Anabel Alonso se ha quedado sin vacaciones pero por una buena causa: el rodaje de una comedia gamberra y políticamente incorrecta -de las que le gustan- y un personaje resabiado y estridente -de los que acostumbra-.
-«La familia Mata»... ¿verbo o sustantivo?
-Ahí está la gracia del título, en realidad es una comedia familiar antifamilia: todos viven bajo el mismo techo pero lo hacen por necesidad, la independencia es una misión imposible.
-Desde el cierre de «Siete vidas» no había vuelto a hacer ficción. ¿Con qué armas la han convencido en Antena 3?
-Con un proyecto al que le veo futuro. En este mundo de la televisión todo es efímero y tienes que vigilar muy bien en qué te embarcas. Es cierto que en este último año he recibido algunas propuestas televisivas, pero ninguna me terminó de convencer, con las que no me he atrevido. Sin embargo, cuando en febrero me propusieron esta serie, apenas lo dudé: me gustaba el papel, las tramas y además gran parte del equipo de «Siete vidas» (producción, guionistas...) estaba trabajando en ella... ha sido un reencuentro con amigos.
-Defina su personaje, la tía solterona que todavía vive en casa.

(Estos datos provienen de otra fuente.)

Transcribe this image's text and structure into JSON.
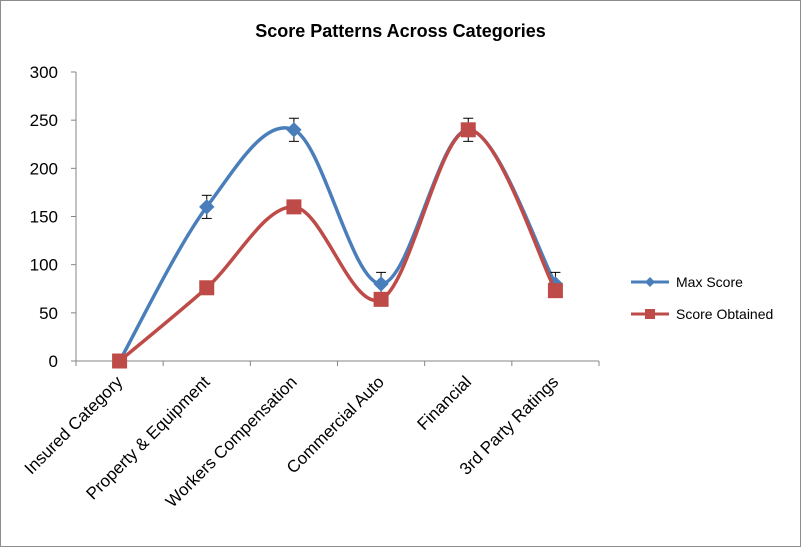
{
  "chart_data": {
    "type": "line",
    "title": "Score Patterns Across Categories",
    "xlabel": "",
    "ylabel": "",
    "ylim": [
      0,
      300
    ],
    "yticks": [
      0,
      50,
      100,
      150,
      200,
      250,
      300
    ],
    "categories": [
      "Insured Category",
      "Property & Equipment",
      "Workers Compensation",
      "Commercial Auto",
      "Financial",
      "3rd Party Ratings"
    ],
    "series": [
      {
        "name": "Max Score",
        "values": [
          0,
          160,
          240,
          80,
          240,
          80
        ],
        "color": "#4a7ebb",
        "marker": "diamond"
      },
      {
        "name": "Score Obtained",
        "values": [
          0,
          76,
          160,
          64,
          240,
          73
        ],
        "color": "#be4b48",
        "marker": "square"
      }
    ],
    "error_bar": 12,
    "smooth": true,
    "grid": false,
    "legend": "right"
  }
}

-Mónica es la cuñada de Arturo, el patriarca de la familia Mata. Es una psicóloga incapaz de encontrar su media naranja. Algo falla: es triunfadora, no está del todo pocha a sus cuarenta y, sin embargo, es incapaz de retener a ningún hombre a su lado..., la verdad es que les asusta, está medio desequilibrada, con el dinero roza la avaricia y el fraude, es egoísta, celosa y también tiene su puntito de crueldad.
-Perdón, creí entender que los guionistas eran amigos...
-Bueno, no se crea que Mónica es tan mala, en el fondo está llena de ternura y sensibilidad.
-Si usted lo dice... ¿hay alguien de fiar en esta serie?
-Daniel Guzmán da vida a Pablo, el novio de mi sobrina y el mirlo blanco de la serie. El pobre es honrado y con ideales, hasta que cruza el umbral de los Mata, con los que tendrá que convivir en contra de sus deseos.
-¿Teme que comparen su personaje con Diana, la popular lesbiana de «Siete vidas»?
-No existen paralelismos entre ambas mujeres y creo que, aunque interpreté ese papel durante siete años, mi trayectoria ha sido tan variada -he hecho concursos, cine, etcétera...- que el público no me ha encasillado en un perfil concreto.
-¿Qué le debe su currículo a «Siete vidas»?
-Mucho. Se trata de una serie mítica, una de las grandes de la historia de la televisión de nuestro país. A nivel particular, me ha puesto el listón muy alto, por ello precisamente he tardado tanto en decidirme por un proyecto de ficción concreto hasta que me ofrecieron éste.
-¿Piensa seguir compaginando películas, teatro, series y concursos de televisión?
-Mientras que cuenten conmigo para ellos, sin dudarlo. Creo que el ideal para todo actor es estar en cuantos más medios mejor. Presentar concursos me permite variar de registro.
-¿Para cuándo un papel dramático?
-Eso digo yo. Ya ve, es una cosa que me encantaría, pero no hay manera... no me ofrecen dramas. Creo que cuando ven cómo funciono en las comedias, los productores deciden ir sobre seguro... tan sólo el director de cine Pedro Costa confió en mí al ofrecerme «El crimen del cine Oriente», para dar vida a un personaje dramático. Le estoy muy agradecida pero, mientras tanto, sigo disfrutando mucho haciendo comedia.